Alur film ini dibangun secara perlahan dan makin menaikkan ketegangan penontonnya bersamaan dengan tumbuhnya Caesar dari kecil hingga dewasa. Awalnya kita akan diperkenalkan dengan Caesar kecil dengan segala keibaan pasca tewasnya Bright Eyes, sang ibu. Kasih sayang Will selama bertahun-tahun menghasilkan seekor kera yang layaknya tumbuh seperti anak-anak pada umumnya dan makin dicintai. Fase nyaman dan tenang melihat Caesar tumbuh mulai terusik ketika Caesar menunjukkan sisi pemberani dan karakter asli kebinatangannya. Puncaknya, saat Caesar mengeluarkan kata pertamanya. Layaknya seorang anak yang pertama kali bicara, Caesar menunjukkan posisinya sebagai kera yang sudah bisa ‘bersuara’. Itulah jati dirinya.
Aksi kebinatangan Caesar makin terasa kuat pada adegan pertarungannya melawan manusia di jembatan yang sudah dikepung puluhan polisi. Caesar memimpin pasukannya menerobos dan menghajar tanpa ampun. Caesar dan kawanan kera tersebut memporakporandakan San Fransisco, supaya sampai pada tujuan mereka: Red Oak Forest. Kerusuhan yang dibangun lewat mimik puluhan ekor kera dengan ekspresi yang siap menerkam semua penduduk kota menghasilkan ketakutan tersendiri. Bayangkan naluri binatang yang bercampur dengan kecerdikan manusia dalam tubuh kera. Tagline film ini (“Evolution become revolution”) sukses tergambar dengan bangkitnya primata, yang bertarung melawan mahluk yang konon berevolusi dengan lebih sempurna. Ketakutan dalam diri Caesar dengan mudahnya berubah menjadi suatu kekuatan yang mengerikan.
Watak Caesar inilah yang bisa menyetarakan kedudukannya dengan manusia. Caesar yang merasakan kasih sayang seorang ayah sejak kecil, makan dan berpakaian layaknya manusia seperti memosisikan kera sejajar dengan manusia dan sukses berinteraksi satu sama lain. Terlihat bagaimana kesetaraan yang terjadi antar dua mahluk yang konon berasal dari satu evolusi. Caesar sendiri bukan seperti binatang yang melulu hanya memakai kekuatan tetapi hati dan akalnya terasah dengan atau tanpa ALZ 112 buatan Will. Rangsangan kasih sayang itulah yang membuat Caesar menunjukkan jati dirinya yang berbeda dari kera pada umumnya bahkan identitasnya nyaris menyerupai manusia.

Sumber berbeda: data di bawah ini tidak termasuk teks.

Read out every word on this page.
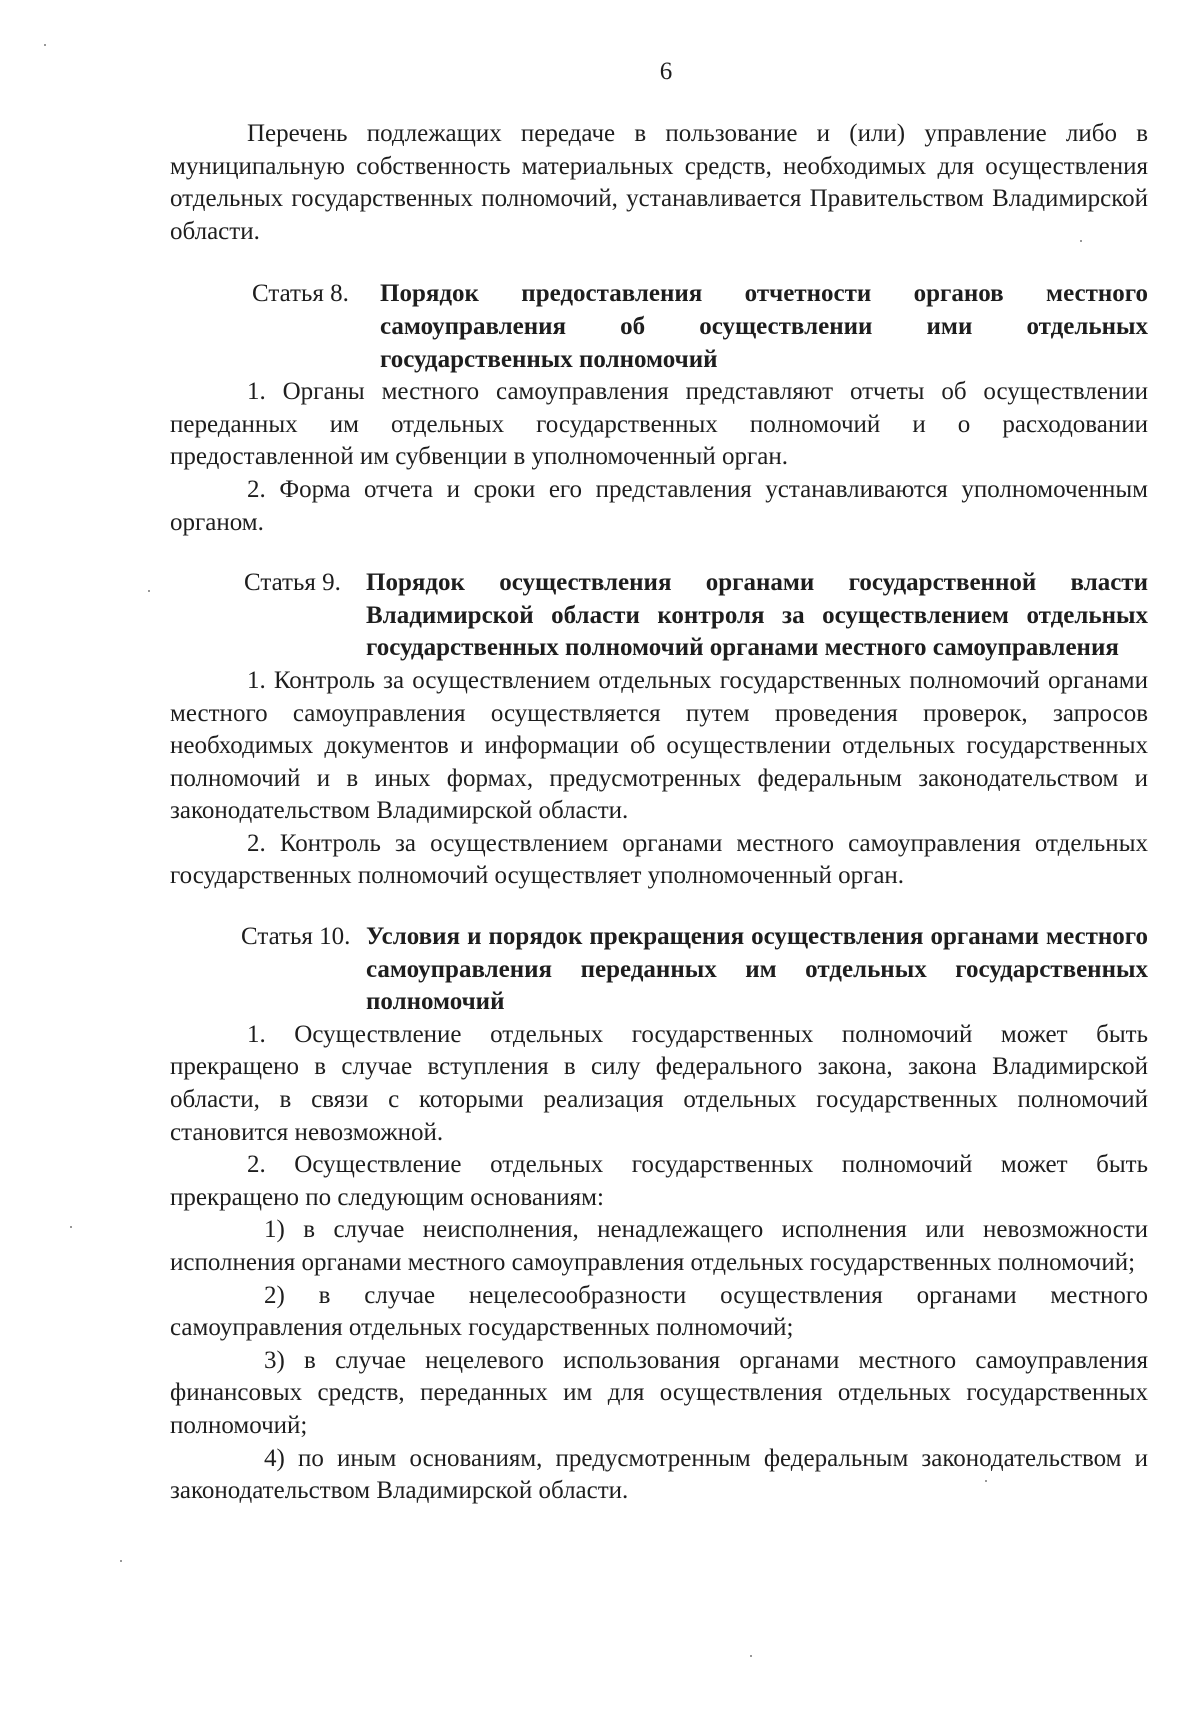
6

Перечень подлежащих передаче в пользование и (или) управление либо в муниципальную собственность материальных средств, необходимых для осуществления отдельных государственных полномочий, устанавливается Правительством Владимирской области.

Статья 8.	Порядок предоставления отчетности органов местного самоуправления об осуществлении ими отдельных государственных полномочий

1. Органы местного самоуправления представляют отчеты об осуществлении переданных им отдельных государственных полномочий и о расходовании предоставленной им субвенции в уполномоченный орган.

2. Форма отчета и сроки его представления устанавливаются уполномоченным органом.

Статья 9.	Порядок осуществления органами государственной власти Владимирской области контроля за осуществлением отдельных государственных полномочий органами местного самоуправления

1. Контроль за осуществлением отдельных государственных полномочий органами местного самоуправления осуществляется путем проведения проверок, запросов необходимых документов и информации об осуществлении отдельных государственных полномочий и в иных формах, предусмотренных федеральным законодательством и законодательством Владимирской области.

2. Контроль за осуществлением органами местного самоуправления отдельных государственных полномочий осуществляет уполномоченный орган.

Статья 10. Условия и порядок прекращения осуществления органами местного самоуправления переданных им отдельных государственных полномочий

1. Осуществление отдельных государственных полномочий может быть прекращено в случае вступления в силу федерального закона, закона Владимирской области, в связи с которыми реализация отдельных государственных полномочий становится невозможной.

2. Осуществление отдельных государственных полномочий может быть прекращено по следующим основаниям:

1) в случае неисполнения, ненадлежащего исполнения или невозможности исполнения органами местного самоуправления отдельных государственных полномочий;

2) в случае нецелесообразности осуществления органами местного самоуправления отдельных государственных полномочий;

3) в случае нецелевого использования органами местного самоуправления финансовых средств, переданных им для осуществления отдельных государственных полномочий;

4) по иным основаниям, предусмотренным федеральным законодательством и законодательством Владимирской области.
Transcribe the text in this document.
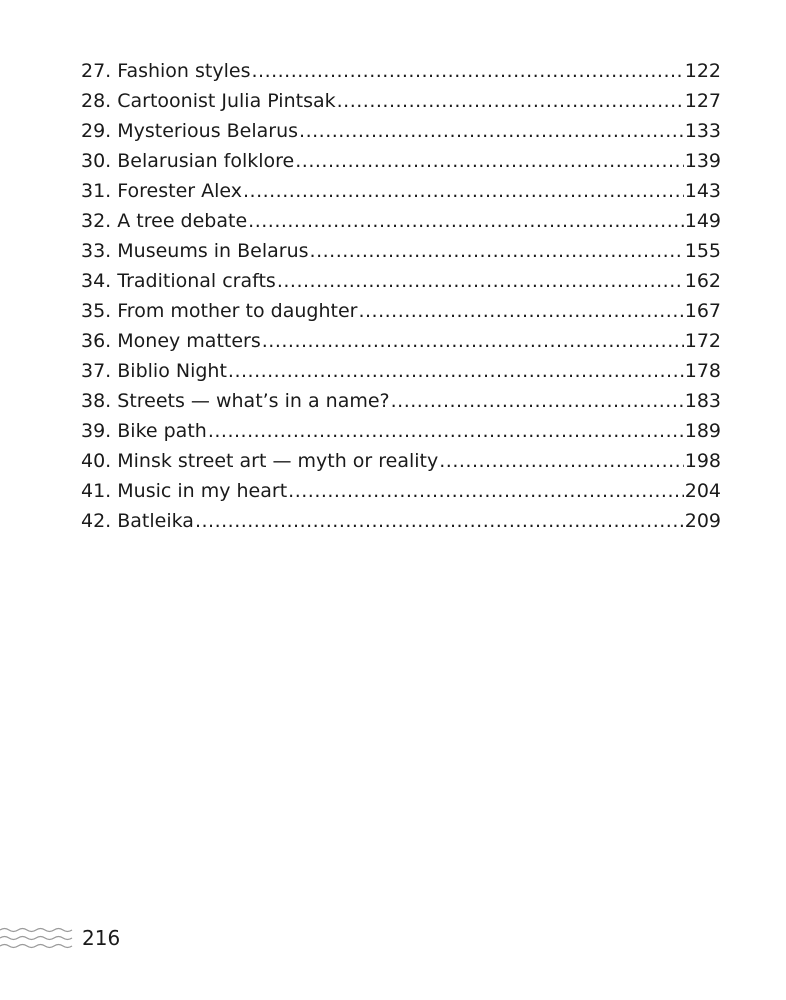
27. Fashion styles .....	122
28. Cartoonist Julia Pintsak .....	127
29. Mysterious Belarus .....	133
30. Belarusian folklore .....	139
31. Forester Alex .....	143
32. A tree debate .....	149
33. Museums in Belarus .....	155
34. Traditional crafts .....	162
35. From mother to daughter .....	167
36. Money matters .....	172
37. Biblio Night .....	178
38. Streets — what’s in a name? .....	183
39. Bike path .....	189
40. Minsk street art — myth or reality .....	198
41. Music in my heart .....	204
42. Batleika .....	209
216
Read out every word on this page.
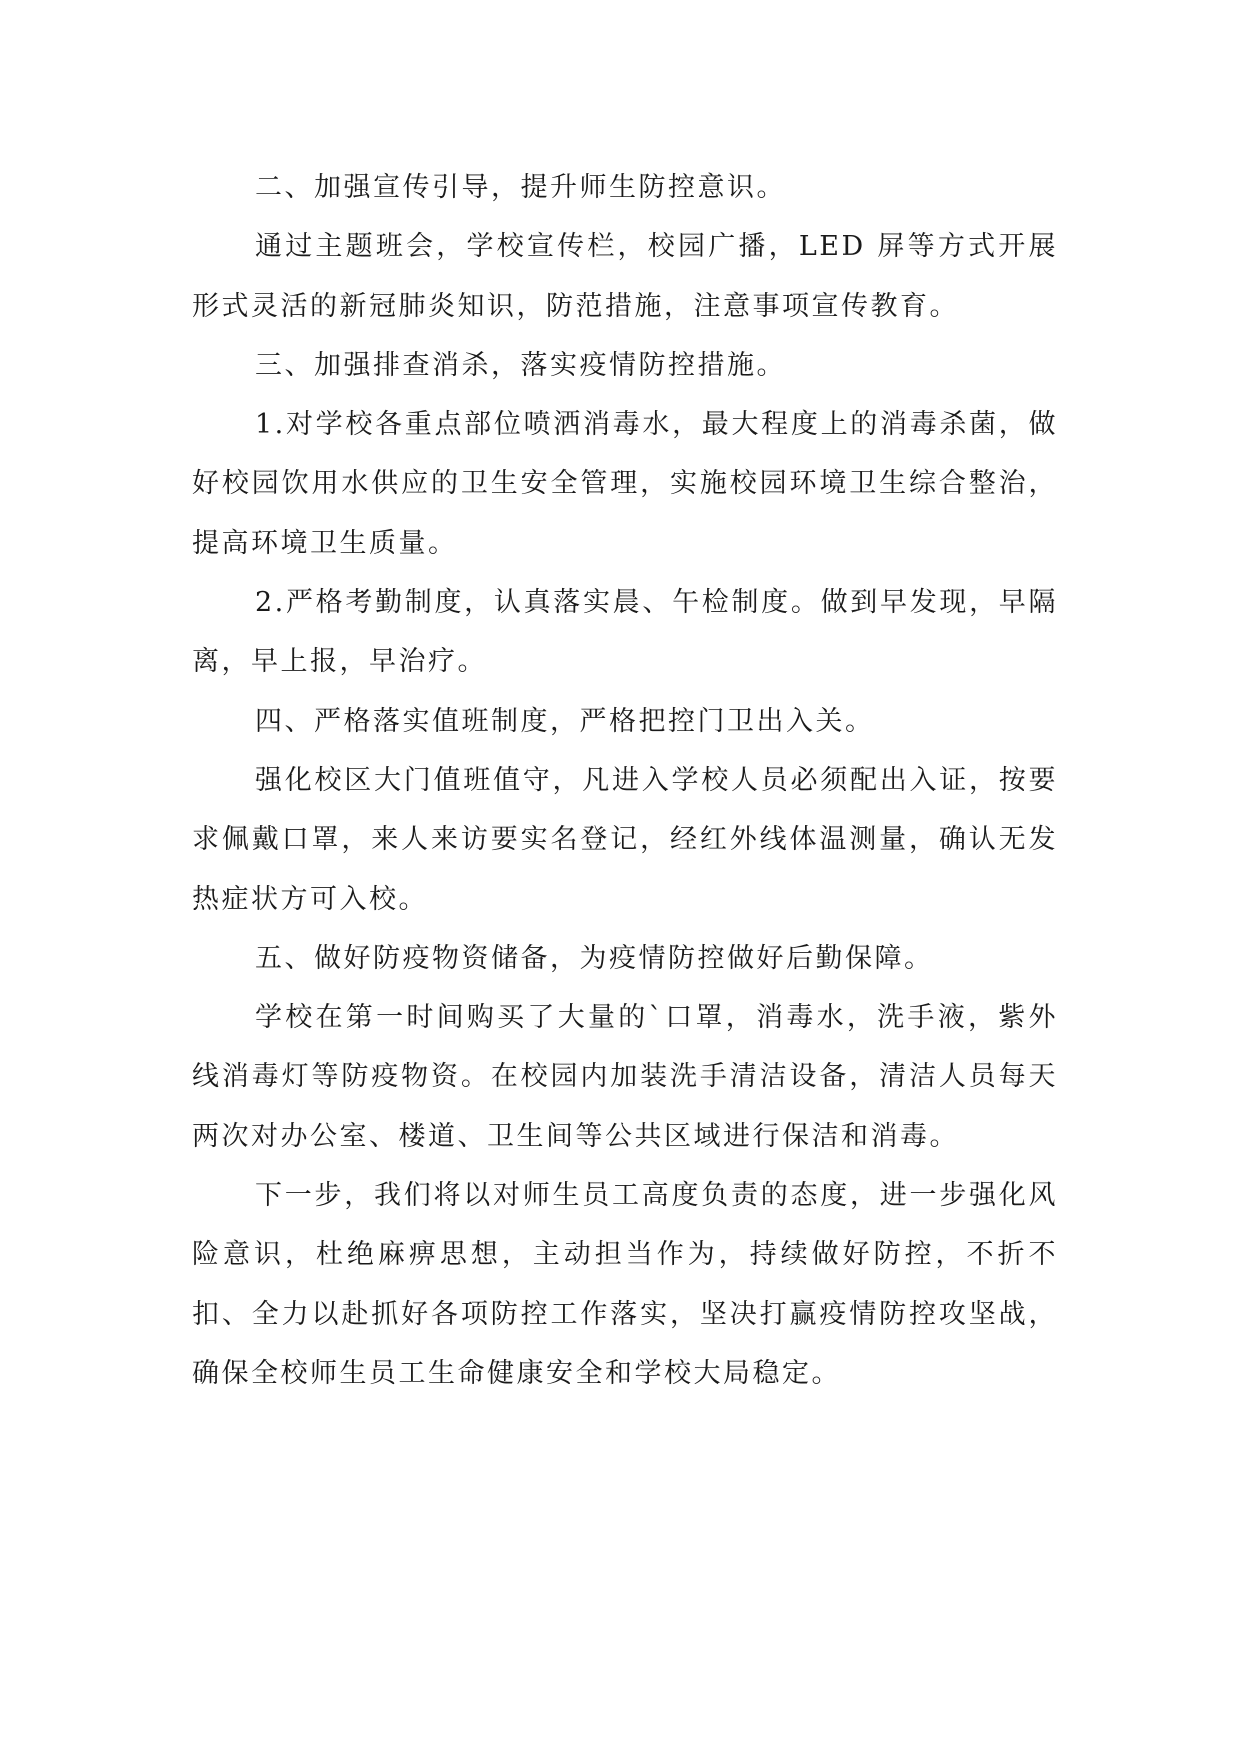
二、加强宣传引导，提升师生防控意识。

通过主题班会，学校宣传栏，校园广播，LED 屏等方式开展形式灵活的新冠肺炎知识，防范措施，注意事项宣传教育。

三、加强排查消杀，落实疫情防控措施。

1.对学校各重点部位喷洒消毒水，最大程度上的消毒杀菌，做好校园饮用水供应的卫生安全管理，实施校园环境卫生综合整治，提高环境卫生质量。

2.严格考勤制度，认真落实晨、午检制度。做到早发现，早隔离，早上报，早治疗。

四、严格落实值班制度，严格把控门卫出入关。

强化校区大门值班值守，凡进入学校人员必须配出入证，按要求佩戴口罩，来人来访要实名登记，经红外线体温测量，确认无发热症状方可入校。

五、做好防疫物资储备，为疫情防控做好后勤保障。

学校在第一时间购买了大量的`口罩，消毒水，洗手液，紫外线消毒灯等防疫物资。在校园内加装洗手清洁设备，清洁人员每天两次对办公室、楼道、卫生间等公共区域进行保洁和消毒。

下一步，我们将以对师生员工高度负责的态度，进一步强化风险意识，杜绝麻痹思想，主动担当作为，持续做好防控，不折不扣、全力以赴抓好各项防控工作落实，坚决打赢疫情防控攻坚战，确保全校师生员工生命健康安全和学校大局稳定。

Revolusi yang terjadi pada kawanan primata tersebut juga menunjukkan adanya pemberontakan sekaligus pertahanan diri ketika kelompok mereka diserang. Tidak berbeda dengan manusia, mahluk yang satu ini juga akhirnya terganggu jika ketenangannya diusik. Terlihat bagaimana tingkah laku mereka di habitat mereka sehari-hari yang bukan lagi sekadar tempat mereka makan dan tidur. Di sanalah mereka dikekang, dibelenggu kebebasan dan juga jati dirinya. Sehari-hari, terkadang mereka dipermalukan lewat perlakuan manusia yang seenaknya pada mereka di dalam kandang masing-masing. Padahal dalam kandang itulah mereka punya hak penuh atas dirinya sendiri. Tentu saja situasi yang terus menerus terjadi menyulut revolusi yang terjadi di kawanan primata ini.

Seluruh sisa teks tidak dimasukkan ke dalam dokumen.